Nach einer am Mittwoch veröffentlichten Studie der Boston Consulting Group dürften Reisende bis zum Jahr 2020 auf knapp der Hälfte der wichtigsten Strecken in Europa ihr Ziel schneller mit der Eisenbahn als mit dem Flieger erreichen. "Ich könnte mir vorstellen, dass es in zehn Jahren in Europa drei internationale Airlines und drei internationale Bahnbetreiber gibt, die in unterschiedlichen Netzwerken zusammenarbeiten", sagte Martin Koehler, der weltweit für den Sektor zuständige Tourismusexperte der Beratungsgesellschaft Boston Consulting. Vor allem Airlines könnten angesichts des zunehmenden Wettbewerbs durch Hochgeschwindigkeitszüge von Partnerschaften mit der Eisenbahn profitieren.

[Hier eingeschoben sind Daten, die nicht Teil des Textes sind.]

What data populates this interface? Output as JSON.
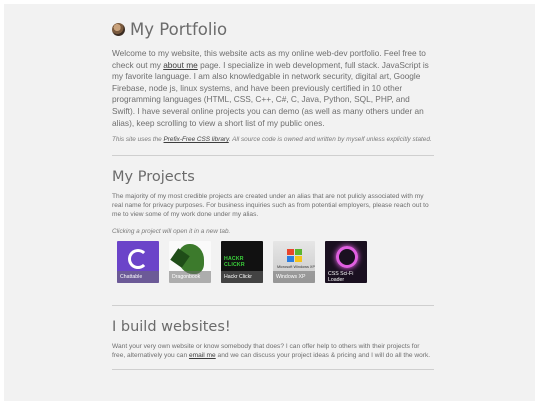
{
  "header": {
    "title": "My Portfolio",
    "intro_before": "Welcome to my website, this website acts as my online web-dev portfolio. Feel free to check out my ",
    "intro_link": "about me",
    "intro_after": " page. I specialize in web development, full stack. JavaScript is my favorite language. I am also knowledgable in network security, digital art, Google Firebase, node js, linux systems, and have been previously certified in 10 other programming languages (HTML, CSS, C++, C#, C, Java, Python, SQL, PHP, and Swift). I have several online projects you can demo (as well as many others under an alias), keep scrolling to view a short list of my public ones.",
    "note_before": "This site uses the ",
    "note_link": "Prefix-Free CSS library",
    "note_after": ". All source code is owned and written by myself unless explicitly stated."
  },
  "projects_section": {
    "title": "My Projects",
    "description": "The majority of my most credible projects are created under an alias that are not pulicly associated with my real name for privacy purposes. For business inquiries such as from potential employers, please reach out to me to view some of my work done under my alias.",
    "hint": "Clicking a project will open it in a new tab.",
    "items": [
      {
        "label": "Chattable",
        "color": "#6b44c9"
      },
      {
        "label": "Dragonbook",
        "color": "#3c7a2c"
      },
      {
        "label": "Hackr Clickr",
        "color": "#111111",
        "logo_text": "HACKR CLICKR"
      },
      {
        "label": "Windows XP",
        "color": "#2b7de1",
        "logo_text": "Microsoft Windows XP"
      },
      {
        "label": "CSS Sci-Fi Loader",
        "color": "#e05fe0"
      }
    ]
  },
  "websites_section": {
    "title": "I build websites!",
    "text_before": "Want your very own website or know somebody that does? I can offer help to others with their projects for free, alternatively you can ",
    "text_link": "email me",
    "text_after": " and we can discuss your project ideas & pricing and I will do all the work."
  }
}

Mit dem Zug zum Langstreckenflug
"Bei Reisen zwischen Geschäftszentren, die durch Hochgeschwindigkeitszüge in weniger als drei bis vier Stunden verknüpft werden, ist der Zug künftig überlegen. Dies sind nicht nur Strecken mit besonders hohem Passagieraufkommen - sie sind bislang für Fluggesellschaften auch sehr profitabel", sagte Koehler. Verdrängt wurden Airlines bereits auf Strecken wie jener zwischen Frankfurt und Köln, die seit der Eröffnung der ICE-Strecke von vielen Gesellschaften nicht mehr angeflogen wird. Ähnliches könnte ihnen auf profitablen Strecken wie Rom-Mailand oder Madrid-Barcelona drohen. Um nicht klein beigeben zu müssen, könnten Airlines versuchen, über Kooperationen mit der Bahn ihre Langstreckenflugzeuge zu füllen.
Verstärkt wird der Wettbewerb mit der Schiene ab 2010 durch die Marktöffnung im europäischen Fernverkehr. Damit fallen die Monopole von Großkonzernen wie der Deutschen Bahn und der französischen SNCF. Bei den verschiedenen Bahnunternehmen gebe es bereit jetzt Planspiele, über die Landesgrenzen hinaus zu wachsen. Gute Chancen, sich auch im Ausland zu behaupten, hätten beispielsweise die Deutsche, die Französische und die Schweizer Bahn, sagte Koehler. Alle drei Unternehmen würden auch außerhalb ihres Heimatmarktes hohes Ansehen und Bekanntheit genießen. Die Deutsche Bahn etwa sondiert bereits ihre Chancen für eine Beteiligung am Schienenkonzern Eurostar mit seinen Verbindungen durch den Tunnel zwischen Frankreich und Großbritannien, um langfristig auch Strecken nach London zu bedienen.
Dennoch dürften sich auch die großen Bahnbetreiber untereinander nicht frontal angreifen. "An feindliche Vorstöße glaube ich derzeit noch nicht", sagte Koehler. Dadurch könnten viele Eisenbahnen mehr verlieren als gewinnen. Anstatt sich gegenseitig Marktanteile streitig zu machen, sollten Bahnunternehmen und Fluggesellschaften auf Autofahrer setzen, die vor allem in Deutschland und Großbritannien immer noch die größte Zahl der Fernreisenden ausmachen. Mehr als 30 Prozent der Autofahrer würden der Studie zufolge auf Bahn oder Flugzeug ausweichen.